又,上述熱穩定性優異之草酸銀之特徵在於:具有特有之結晶結構,具體而言,在使用CuKα 射線之粉末X射線繞射(XRD)圖案中,於2θ為17.2°±3°或28.8°±3°顯示最大波峰強度。再者,於本發明中,±3°係考慮到XRD之波峰位置之偏移(shift)者。In addition, the above-mentioned silver oxalate with excellent thermal stability is characterized by a unique crystal structure. Specifically, in a powder X-ray diffraction (XRD) pattern using CuK α rays, the 2θ is 17.2°±3° or 28.8°±3° shows the maximum peak intensity. Furthermore, in the present invention, ±3° takes into account the shift of the XRD peak position.
又,上述熱穩定性優異之草酸銀之特徵在於:在使用CuKα 射線之粉末X射線繞射(XRD)圖案中,於2θ為17.2°±3°、28.8±3°、29.8°±3°、32.3°±3°、44.9°±3°、及53.2°±3°顯示主要之波峰。此處所謂「主要之波峰」,係指波峰強度自大到小依序第5大為止之波峰。In addition, the above-mentioned silver oxalate with excellent thermal stability is characterized in that in the powder X-ray diffraction (XRD) pattern using CuK α rays, the 2θ is 17.2°±3°, 28.8±3°, 29.8°±3° , 32.3°±3°, 44.9°±3°, and 53.2°±3° show the main crests. The so-called "main crest" here refers to the crest of the crest from the largest to the smallest and to the fifth largest in order.

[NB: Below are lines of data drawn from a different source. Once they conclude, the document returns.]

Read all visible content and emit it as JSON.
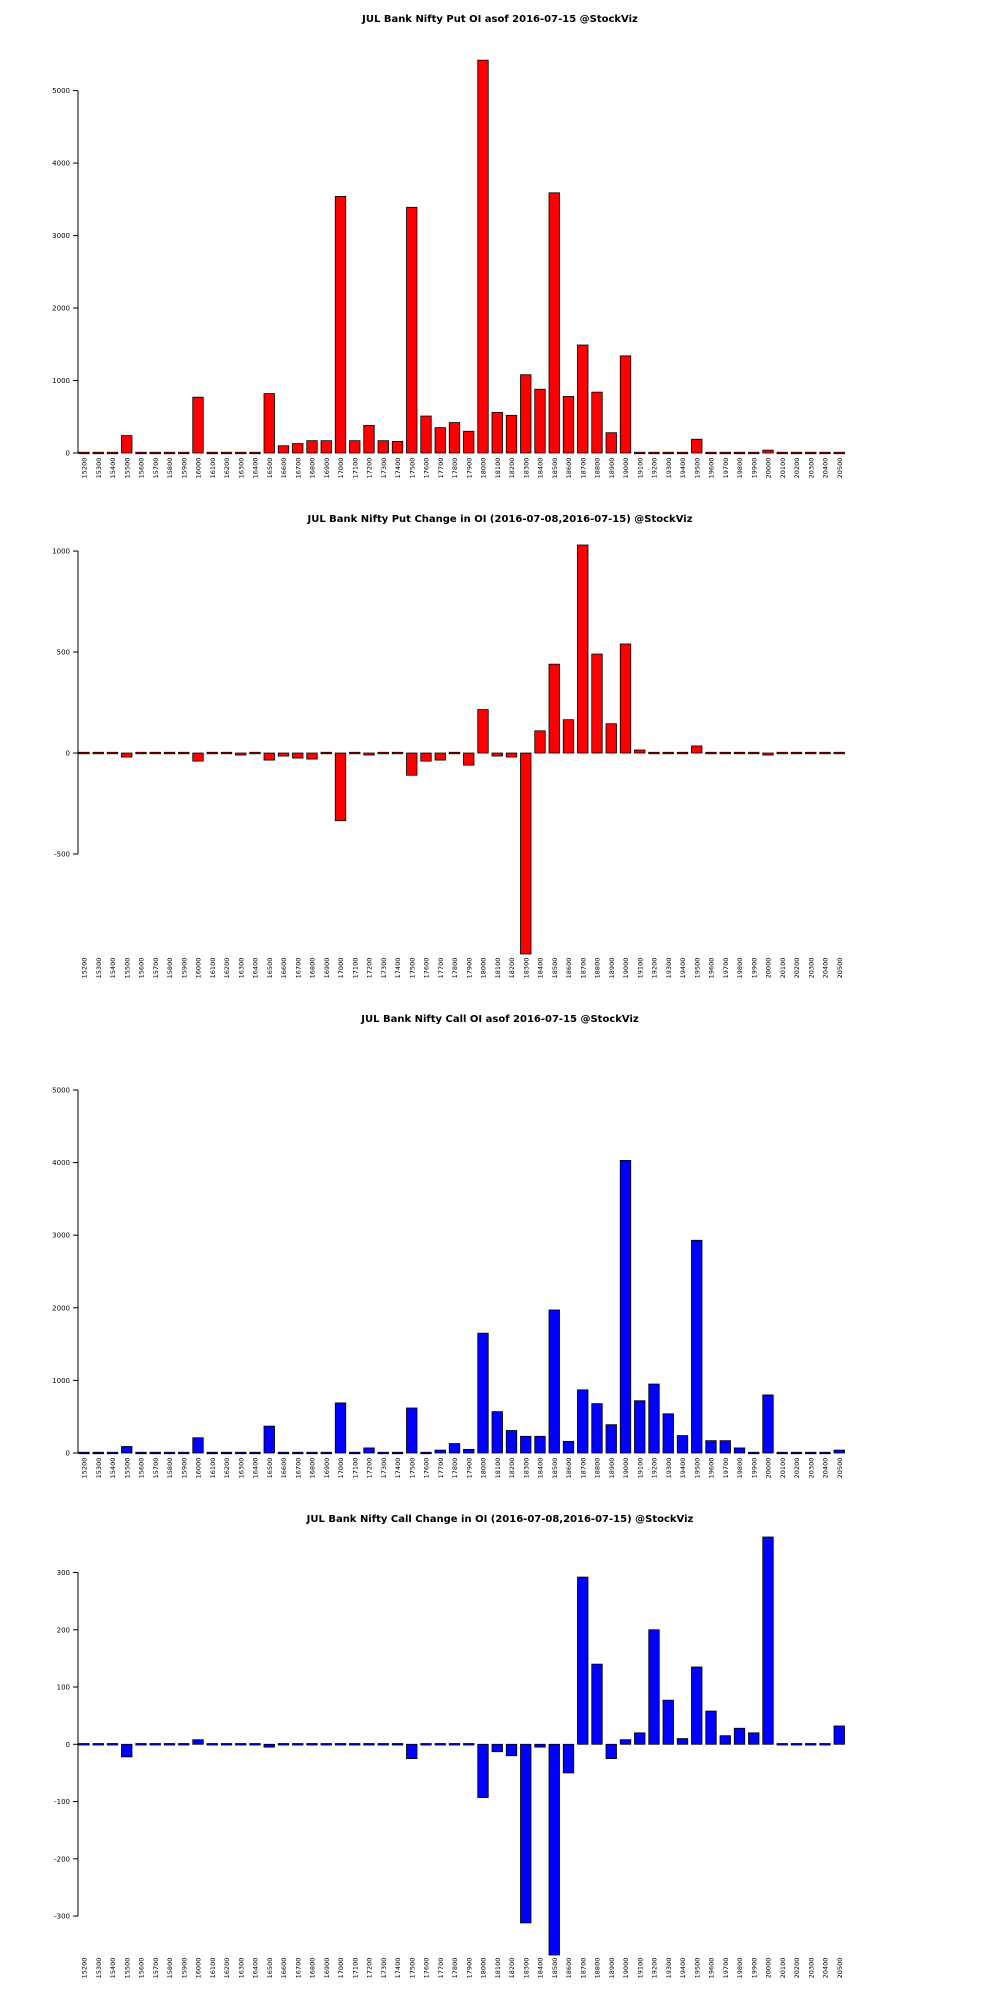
{
  "chart_data": [
    {
      "type": "bar",
      "title": "JUL Bank Nifty Put OI asof 2016-07-15 @StockViz",
      "bar_color": "#ff0000",
      "categories": [
        "15200",
        "15300",
        "15400",
        "15500",
        "15600",
        "15700",
        "15800",
        "15900",
        "16000",
        "16100",
        "16200",
        "16300",
        "16400",
        "16500",
        "16600",
        "16700",
        "16800",
        "16900",
        "17000",
        "17100",
        "17200",
        "17300",
        "17400",
        "17500",
        "17600",
        "17700",
        "17800",
        "17900",
        "18000",
        "18100",
        "18200",
        "18300",
        "18400",
        "18500",
        "18600",
        "18700",
        "18800",
        "18900",
        "19000",
        "19100",
        "19200",
        "19300",
        "19400",
        "19500",
        "19600",
        "19700",
        "19800",
        "19900",
        "20000",
        "20100",
        "20200",
        "20300",
        "20400",
        "20500"
      ],
      "values": [
        5,
        5,
        5,
        240,
        5,
        5,
        5,
        5,
        770,
        10,
        10,
        10,
        10,
        820,
        100,
        130,
        170,
        170,
        3540,
        170,
        380,
        170,
        160,
        3390,
        510,
        350,
        420,
        300,
        5420,
        560,
        520,
        1080,
        880,
        3590,
        780,
        1490,
        840,
        280,
        1340,
        10,
        10,
        5,
        5,
        190,
        5,
        5,
        5,
        5,
        40,
        5,
        5,
        5,
        5,
        5
      ],
      "yticks": [
        0,
        1000,
        2000,
        3000,
        4000,
        5000
      ],
      "ylim": [
        0,
        5450
      ]
    },
    {
      "type": "bar",
      "title": "JUL Bank Nifty Put Change in OI (2016-07-08,2016-07-15) @StockViz",
      "bar_color": "#ff0000",
      "categories": [
        "15200",
        "15300",
        "15400",
        "15500",
        "15600",
        "15700",
        "15800",
        "15900",
        "16000",
        "16100",
        "16200",
        "16300",
        "16400",
        "16500",
        "16600",
        "16700",
        "16800",
        "16900",
        "17000",
        "17100",
        "17200",
        "17300",
        "17400",
        "17500",
        "17600",
        "17700",
        "17800",
        "17900",
        "18000",
        "18100",
        "18200",
        "18300",
        "18400",
        "18500",
        "18600",
        "18700",
        "18800",
        "18900",
        "19000",
        "19100",
        "19200",
        "19300",
        "19400",
        "19500",
        "19600",
        "19700",
        "19800",
        "19900",
        "20000",
        "20100",
        "20200",
        "20300",
        "20400",
        "20500"
      ],
      "values": [
        0,
        0,
        0,
        -20,
        0,
        0,
        0,
        0,
        -40,
        0,
        0,
        -10,
        0,
        -35,
        -15,
        -25,
        -30,
        0,
        -335,
        -5,
        -10,
        -5,
        0,
        -110,
        -40,
        -35,
        5,
        -60,
        215,
        -15,
        -20,
        -995,
        110,
        440,
        165,
        1030,
        490,
        145,
        540,
        15,
        5,
        0,
        0,
        35,
        0,
        0,
        0,
        0,
        -10,
        0,
        0,
        0,
        0,
        0
      ],
      "yticks": [
        -500,
        0,
        500,
        1000
      ],
      "ylim": [
        -1000,
        1030
      ]
    },
    {
      "type": "bar",
      "title": "JUL Bank Nifty Call OI asof 2016-07-15 @StockViz",
      "bar_color": "#0000ff",
      "categories": [
        "15200",
        "15300",
        "15400",
        "15500",
        "15600",
        "15700",
        "15800",
        "15900",
        "16000",
        "16100",
        "16200",
        "16300",
        "16400",
        "16500",
        "16600",
        "16700",
        "16800",
        "16900",
        "17000",
        "17100",
        "17200",
        "17300",
        "17400",
        "17500",
        "17600",
        "17700",
        "17800",
        "17900",
        "18000",
        "18100",
        "18200",
        "18300",
        "18400",
        "18500",
        "18600",
        "18700",
        "18800",
        "18900",
        "19000",
        "19100",
        "19200",
        "19300",
        "19400",
        "19500",
        "19600",
        "19700",
        "19800",
        "19900",
        "20000",
        "20100",
        "20200",
        "20300",
        "20400",
        "20500"
      ],
      "values": [
        5,
        5,
        5,
        90,
        5,
        5,
        5,
        5,
        210,
        5,
        5,
        5,
        5,
        370,
        5,
        5,
        10,
        10,
        690,
        5,
        70,
        15,
        10,
        620,
        20,
        40,
        130,
        50,
        1650,
        570,
        310,
        230,
        230,
        1970,
        160,
        870,
        680,
        390,
        4030,
        720,
        950,
        540,
        240,
        2930,
        170,
        170,
        70,
        20,
        800,
        5,
        5,
        5,
        5,
        40
      ],
      "yticks": [
        0,
        1000,
        2000,
        3000,
        4000,
        5000
      ],
      "ylim": [
        0,
        5000
      ]
    },
    {
      "type": "bar",
      "title": "JUL Bank Nifty Call Change in OI (2016-07-08,2016-07-15) @StockViz",
      "bar_color": "#0000ff",
      "categories": [
        "15200",
        "15300",
        "15400",
        "15500",
        "15600",
        "15700",
        "15800",
        "15900",
        "16000",
        "16100",
        "16200",
        "16300",
        "16400",
        "16500",
        "16600",
        "16700",
        "16800",
        "16900",
        "17000",
        "17100",
        "17200",
        "17300",
        "17400",
        "17500",
        "17600",
        "17700",
        "17800",
        "17900",
        "18000",
        "18100",
        "18200",
        "18300",
        "18400",
        "18500",
        "18600",
        "18700",
        "18800",
        "18900",
        "19000",
        "19100",
        "19200",
        "19300",
        "19400",
        "19500",
        "19600",
        "19700",
        "19800",
        "19900",
        "20000",
        "20100",
        "20200",
        "20300",
        "20400",
        "20500"
      ],
      "values": [
        0,
        0,
        0,
        -22,
        0,
        0,
        0,
        0,
        8,
        0,
        0,
        0,
        0,
        -5,
        0,
        0,
        0,
        0,
        2,
        0,
        0,
        0,
        0,
        -25,
        2,
        2,
        0,
        0,
        -93,
        -13,
        -20,
        -312,
        -5,
        -368,
        -50,
        292,
        140,
        -25,
        8,
        20,
        200,
        77,
        10,
        135,
        58,
        15,
        28,
        20,
        362,
        0,
        0,
        0,
        0,
        32
      ],
      "yticks": [
        -300,
        -200,
        -100,
        0,
        100,
        200,
        300
      ],
      "ylim": [
        -368,
        362
      ]
    }
  ]
}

其次,對本發明之實施形態之草酸銀之製造方法進行說明。 首先,將硝酸銀溶解於水中而製備硝酸銀水溶液,又,將草酸二水合物溶解於水中而調整草酸水溶液。此時,硝酸銀水溶液中之銀濃度係設為0.75 mol/L以上且3 mol/L以下,草酸水溶液中之草酸濃度係設為0.5 mol/L以上且1 mol/L以下。若該等之濃度過低,則有不易析出熱穩定性優異之草酸銀之情況,另一方面,若該等之濃度過高,則有於反應中析出硝酸銀或草酸而混入至草酸銀中,使草酸銀之熱穩定性降低之情況。較佳為硝酸銀水溶液中之銀濃度係設為2 mol/L以上且3 mol/L以下,草酸水溶液中之草酸濃度係設為0.5 mol/L以上且0.8 mol/L以下。Next, the method for producing silver oxalate according to the embodiment of the present invention will be described. First, silver nitrate is dissolved in water to prepare a silver nitrate aqueous solution, and oxalic acid dihydrate is dissolved in water to adjust the oxalic acid aqueous solution. At this time, the silver concentration in the silver nitrate aqueous solution is set to 0.75 mol/L or more and 3 mol/L or less, and the oxalic acid concentration in the oxalic acid aqueous solution is set to 0.5 mol/L or more and 1 mol/L or less. If the concentration of these is too low, it may be difficult to precipitate silver oxalate with excellent thermal stability. On the other hand, if the concentration of these is too high, silver nitrate or oxalic acid may be precipitated in the reaction and mixed into the silver oxalate. The condition that reduces the thermal stability of silver oxalate. Preferably, the silver concentration in the silver nitrate aqueous solution is set to 2 mol/L or more and 3 mol/L or less, and the oxalic acid concentration in the oxalic acid aqueous solution is set to be 0.5 mol/L or more and 0.8 mol/L or less.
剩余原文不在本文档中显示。